Muchos han aplaudido las medidas de apertura económica del régimen, sin darse cuenta que los que tienen la bendición de recibir ayuda económica del extranjero, los que han tenido negocios permitidos por algún personaje del gobierno o los que han logrado hacer dinero en actividades subterráneas –a veces sobornando a las autoridades-  y los que están a la sombra del sistema, son los únicos que pueden aprovechar estas estrechas coyunturas que pretenden mostrar al mundo las “libertades que tenemos los cubanos”. No obstante, la realidad es que han oficializado una nueva clase que existía a tenor del régimen y que en nada ayudará a un pueblo cuyo salario no le alcanza ni para mal comer, mal vestir y mucho menos para viajar y tener otras oportunidades dentro o fuera de Cuba.

En una de sus primeras declaraciones a raíz de una frustrada actividad en Brasil, la bloguera cubana Yoani Sánchez declaró sobre las más recientes medidas del régimen: "Las reformas más importantes son en el campo económico, la entrega de tierras ociosas a manos particulares para producción, la libertad de comprar y vender casas, que parece algo pequeño, es un tremendo cambio".

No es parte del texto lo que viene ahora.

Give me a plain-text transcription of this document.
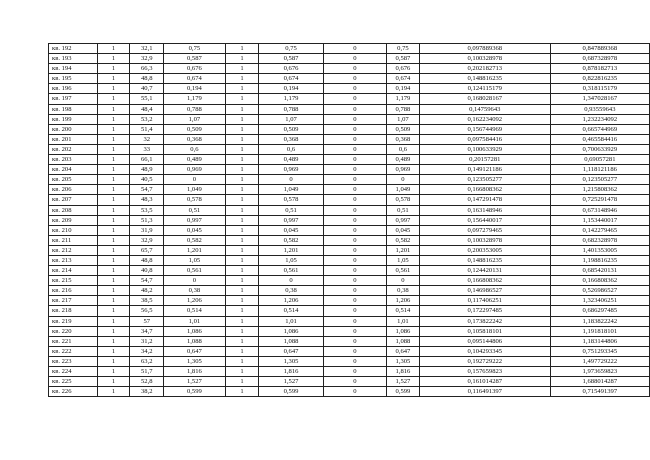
кв. 192	1	32,1	0,75	1	0,75	0	0,75	0,097889368	0,847889368
кв. 193	1	32,9	0,587	1	0,587	0	0,587	0,100328978	0,687328978
кв. 194	1	66,3	0,676	1	0,676	0	0,676	0,202182713	0,878182713
кв. 195	1	48,8	0,674	1	0,674	0	0,674	0,148816235	0,822816235
кв. 196	1	40,7	0,194	1	0,194	0	0,194	0,124115179	0,318115179
кв. 197	1	55,1	1,179	1	1,179	0	1,179	0,168028167	1,347028167
кв. 198	1	48,4	0,788	1	0,788	0	0,788	0,14759643	0,93559643
кв. 199	1	53,2	1,07	1	1,07	0	1,07	0,162234092	1,232234092
кв. 200	1	51,4	0,509	1	0,509	0	0,509	0,156744969	0,665744969
кв. 201	1	32	0,368	1	0,368	0	0,368	0,097584416	0,465584416
кв. 202	1	33	0,6	1	0,6	0	0,6	0,100633929	0,700633929
кв. 203	1	66,1	0,489	1	0,489	0	0,489	0,20157281	0,69057281
кв. 204	1	48,9	0,969	1	0,969	0	0,969	0,149121186	1,118121186
кв. 205	1	40,5	0	1	0	0	0	0,123505277	0,123505277
кв. 206	1	54,7	1,049	1	1,049	0	1,049	0,166808362	1,215808362
кв. 207	1	48,3	0,578	1	0,578	0	0,578	0,147291478	0,725291478
кв. 208	1	53,5	0,51	1	0,51	0	0,51	0,163148946	0,673148946
кв. 209	1	51,3	0,997	1	0,997	0	0,997	0,156440017	1,153440017
кв. 210	1	31,9	0,045	1	0,045	0	0,045	0,097279465	0,142279465
кв. 211	1	32,9	0,582	1	0,582	0	0,582	0,100328978	0,682328978
кв. 212	1	65,7	1,201	1	1,201	0	1,201	0,200353005	1,401353005
кв. 213	1	48,8	1,05	1	1,05	0	1,05	0,148816235	1,198816235
кв. 214	1	40,8	0,561	1	0,561	0	0,561	0,124420131	0,685420131
кв. 215	1	54,7	0	1	0	0	0	0,166808362	0,166808362
кв. 216	1	48,2	0,38	1	0,38	0	0,38	0,146986527	0,526986527
кв. 217	1	38,5	1,206	1	1,206	0	1,206	0,117406251	1,323406251
кв. 218	1	56,5	0,514	1	0,514	0	0,514	0,172297485	0,686297485
кв. 219	1	57	1,01	1	1,01	0	1,01	0,173822242	1,183822242
кв. 220	1	34,7	1,086	1	1,086	0	1,086	0,105818101	1,191818101
кв. 221	1	31,2	1,088	1	1,088	0	1,088	0,095144806	1,183144806
кв. 222	1	34,2	0,647	1	0,647	0	0,647	0,104293345	0,751293345
кв. 223	1	63,2	1,305	1	1,305	0	1,305	0,192729222	1,497729222
кв. 224	1	51,7	1,816	1	1,816	0	1,816	0,157659823	1,973659823
кв. 225	1	52,8	1,527	1	1,527	0	1,527	0,161014287	1,688014287
кв. 226	1	38,2	0,599	1	0,599	0	0,599	0,116491397	0,715491397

Es vergonzoso que alguien que se supone aboga por las libertades en Cuba diga que es un “tremendo cambio” que el castrismo quiera devolver a los mismos a los que expropió un poco de su tierra maltratada, abandonada, sin recursos y que el mismo gobierno ha sido incapaz de hacerlas producir y que esto sea considerado algo casi maravilloso. Es obvio que esta cubana vive en Cuba fuera de la realidad y solo se dedica a escribir de su entorno intelectual y de una muy bien definida estrategia para cultivar su “imagen disidente” que ya le ha aportado varios premios fuera de Cuba y cuya cosecha se ha apresurado a hacer en el medio de la efervescencia noticiosa que las “aperturas” castristas le brindan. No hay nada personal en esta opinión y espero que en algún momento la bloguera se retracte de su desliz, porque la vida y la inexorable justicia de Dios siempre pasa la cuenta.

Estoy seguro que aún se levantarán algunas voces disidentes más aplaudiendo las “aperturas” que los césares del castrismo van a ir dando como migajas bien dosificadas a su esclavos. Pero también estoy seguro que el verdadero pueblo cubano, el que no se puede sentar en una computadora, ni solicitar una visa a algún país y mucho menos pagar un viaje; aquellos a los que nunca los invitará un alto funcionario de un país –mucho menos a numerosos países-, para que hablen de su hambre, de sus enfermedades, de los desprecios o golpes recibidos, de ser sólo las sombras de personas en su propio país y que tampoco subirán a podios o a escenarios a recibir premios, aplausos y loores ganados en los hoteles cubanos, en las computadores de la SINA o con sus vidas “amenazadas” en las calles del Vedado habanero y en la tibia disidencia con la que protagonizan de cuando en cuando algún capítulo no muy complicado, pero que logra mantener a la expectativa y activa a la audiencia internacional que está dispuesta a dar premios, ayuda de dinero a título personal, rendir tributo a la personalidad individual pero que no ha tenido ni tienen el valor ni el civismo de levantar sus voces en los foros internacionales para condenar el ostracismo en que está sumido el pueblo cubano, que sobrevive bajo la dictadura más larga, opresora y represiva que ha sufrido nuestro continente y el mundo.

¡Cuidado aquellos que le hacen el juego al castrismo cuando se preocupan más por su ego que por la sufrida Patria cubana! ¡La Historia no absolverá ni a los tiranos ni a los que les continúen haciendo el juego en sus maniobras mentirosas para demorar su inexorable juicio!